Libération. Des solutions structurelles prioritaires

Les miracles peuvent se manifester, mais ce n’est pas raisonnable d’attendre qu’ils puissent être au rendez-vous du 21 mai à Rome. L’opinion répandue au sein des organisations de la société civile consiste à souligner l’intérêt que les citoyens ont à travailler toujours plus au plan continental et mondial pour amplifier et renforcer leur capacité d’action commune autour d’un nombre réduit d’objectifs communs. Dans cette direction, il me semble pertinent et nécessaire de donner à la priorité à trois objectifs de décolonisation de la vie et du monde.

Tout d’abord, décoloniser nos valeurs concernant les droits universels, l’égalité et la justice.  Il faut réaffirmer, par une mobilisation mondiale, en coopération avec le monde des croyances religieuses et laïques, le monde de l’éducation et le monde des media, le principe absolu du droit universel à la vie, y compris les droits de la nature. Il faut résister et combattre l’idée que l’inégalité face aux droits est « naturelle », inévitable et que, par conséquent, la pauvreté aussi est donnée comme une réalité « naturelle », inévitable. Il faut, par la loi, abandonner les formules centrées sur « l’accès équitable et à prix abordable » à la santé, à l’eau pour la vie, au logement, à la connaissance.

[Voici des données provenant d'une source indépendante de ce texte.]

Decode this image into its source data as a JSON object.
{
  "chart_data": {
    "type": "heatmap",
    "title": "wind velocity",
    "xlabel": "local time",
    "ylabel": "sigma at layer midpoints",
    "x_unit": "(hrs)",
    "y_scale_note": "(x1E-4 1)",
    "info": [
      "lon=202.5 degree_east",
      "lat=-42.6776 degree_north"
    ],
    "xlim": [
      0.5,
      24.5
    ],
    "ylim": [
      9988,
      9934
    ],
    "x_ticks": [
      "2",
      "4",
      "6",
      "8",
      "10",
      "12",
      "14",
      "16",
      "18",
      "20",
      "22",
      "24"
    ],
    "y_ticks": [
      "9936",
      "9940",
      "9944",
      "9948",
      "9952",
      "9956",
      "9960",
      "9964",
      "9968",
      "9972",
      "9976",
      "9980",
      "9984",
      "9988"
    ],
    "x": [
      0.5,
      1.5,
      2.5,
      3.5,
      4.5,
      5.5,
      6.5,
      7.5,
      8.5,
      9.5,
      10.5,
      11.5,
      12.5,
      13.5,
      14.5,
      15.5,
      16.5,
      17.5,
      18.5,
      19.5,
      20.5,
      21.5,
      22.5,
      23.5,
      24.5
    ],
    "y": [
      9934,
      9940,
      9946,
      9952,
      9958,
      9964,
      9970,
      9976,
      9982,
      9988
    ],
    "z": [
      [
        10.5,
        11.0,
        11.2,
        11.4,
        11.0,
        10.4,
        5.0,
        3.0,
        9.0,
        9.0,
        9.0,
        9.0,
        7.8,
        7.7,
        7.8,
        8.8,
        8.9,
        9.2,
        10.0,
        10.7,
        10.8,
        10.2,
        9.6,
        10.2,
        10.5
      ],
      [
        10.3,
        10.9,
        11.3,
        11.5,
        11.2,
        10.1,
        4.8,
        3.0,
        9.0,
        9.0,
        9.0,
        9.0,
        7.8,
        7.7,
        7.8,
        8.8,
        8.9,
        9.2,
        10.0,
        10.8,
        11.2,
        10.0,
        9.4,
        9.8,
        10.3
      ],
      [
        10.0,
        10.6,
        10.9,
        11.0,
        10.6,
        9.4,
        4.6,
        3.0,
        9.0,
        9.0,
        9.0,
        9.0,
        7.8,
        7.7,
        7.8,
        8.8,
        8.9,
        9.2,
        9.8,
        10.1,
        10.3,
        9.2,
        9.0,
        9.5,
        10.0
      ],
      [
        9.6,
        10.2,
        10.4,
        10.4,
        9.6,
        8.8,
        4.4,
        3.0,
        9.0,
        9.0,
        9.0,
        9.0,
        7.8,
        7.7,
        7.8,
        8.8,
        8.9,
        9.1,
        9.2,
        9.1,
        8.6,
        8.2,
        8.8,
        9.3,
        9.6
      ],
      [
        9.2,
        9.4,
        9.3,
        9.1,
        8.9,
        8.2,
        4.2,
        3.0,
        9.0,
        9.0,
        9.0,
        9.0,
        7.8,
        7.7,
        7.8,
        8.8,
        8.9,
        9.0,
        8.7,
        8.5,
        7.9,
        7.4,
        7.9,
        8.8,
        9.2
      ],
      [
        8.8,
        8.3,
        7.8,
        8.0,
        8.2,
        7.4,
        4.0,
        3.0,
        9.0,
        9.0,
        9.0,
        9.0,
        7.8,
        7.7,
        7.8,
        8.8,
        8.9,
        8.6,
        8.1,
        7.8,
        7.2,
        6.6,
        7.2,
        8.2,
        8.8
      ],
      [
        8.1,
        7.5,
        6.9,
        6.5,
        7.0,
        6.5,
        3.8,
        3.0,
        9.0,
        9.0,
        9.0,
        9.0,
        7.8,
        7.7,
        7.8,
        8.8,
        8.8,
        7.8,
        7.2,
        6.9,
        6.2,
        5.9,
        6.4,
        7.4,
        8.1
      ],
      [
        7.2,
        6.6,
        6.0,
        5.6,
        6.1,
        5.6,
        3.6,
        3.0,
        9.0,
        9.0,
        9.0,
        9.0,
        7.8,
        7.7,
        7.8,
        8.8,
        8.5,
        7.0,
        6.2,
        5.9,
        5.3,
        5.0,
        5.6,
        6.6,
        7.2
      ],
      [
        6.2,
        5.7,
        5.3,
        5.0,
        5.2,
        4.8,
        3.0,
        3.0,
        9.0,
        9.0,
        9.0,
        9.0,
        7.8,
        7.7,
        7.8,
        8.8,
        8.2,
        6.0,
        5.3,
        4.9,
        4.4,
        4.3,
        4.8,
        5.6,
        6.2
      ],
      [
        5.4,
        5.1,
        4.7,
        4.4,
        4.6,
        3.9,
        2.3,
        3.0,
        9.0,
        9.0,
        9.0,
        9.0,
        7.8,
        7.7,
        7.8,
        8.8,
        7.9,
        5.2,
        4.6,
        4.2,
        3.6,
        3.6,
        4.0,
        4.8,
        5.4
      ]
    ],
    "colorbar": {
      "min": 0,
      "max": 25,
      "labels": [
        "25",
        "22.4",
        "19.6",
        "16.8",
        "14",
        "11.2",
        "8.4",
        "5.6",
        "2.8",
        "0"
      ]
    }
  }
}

Ensuite, il faut décoloniser la connaissance, élément stratégique fondamental de la construction et du fonctionnement actuels de nos sociétés. Il faut affirmer, par la loi, que la connaissance est un bien commun public mondial, qu’elle n’est pas un bien économique ni un service essentiellement d’importance économique soumis aux règles de la rivalité et de l’exclusion des marchés mondiaux.  Les activités de recherche et de développement sont, par nature, communes, collectives, cumulatives, de la responsabilité de la communauté. Il doit en être de même concernant l’enseignement et l’éducation, niveau universitaire compris. D’où la décolonisation de la vie passe par l’abolition des brevets sur le vivant et sur l’intelligence artificielle. Croire qu’il soit possible de penser et de réaliser une politique de la santé dans l’intérêt prioritaire des citoyens dans un contexte de privatisation et de marchandisation des connaissances est pure mystification, comme la réalité démontre de manière éclatante. En outre il faut mettre les régulations mondiales sur la connaissance /propriété intellectuelle dans le cadre de l’ONU, en particulier de l’OM Santé, en les sortant de l’OMCommerce ainsi que de l’OMPI, organisation internationale privée indépendante de l’ONU.

Enfin, il faut décoloniser la finance. Au niveau de ses activités manifestement spéculatives et prédatrices, telles que les produits dérivés, les paradis fiscaux, le secret bancaire, les transactions à très haute vitesse, l’endettement des pays du « Sud ». A cet égard, sortir l’eau du marché des transactions des « futures » est de grande importance paradigmatique.

Au niveau aussi des principes fondateurs en vigueur, tels que la privatisation de la monnaie, la dérégulation entre les activités financières (épargne, crédit, assurance) et leur privatisation, à l’échelle mondiale,  l’indépendance politique de la BCE, le rôle prioritaire confié à la Banque mondiale et au FMI et au principe de conditionnalité de l’octroi de leurs prêts à la libéralisation, dérégulation et privatisation, et aux Partenariats Public Privé – PPP (qui ne sont que des formes élégantes de Privatisation du Pouvoir Politique…)

Libérer l’Humanité est une question de très longue durée. La sagesse suggère de commercer à agir le plus vite possible.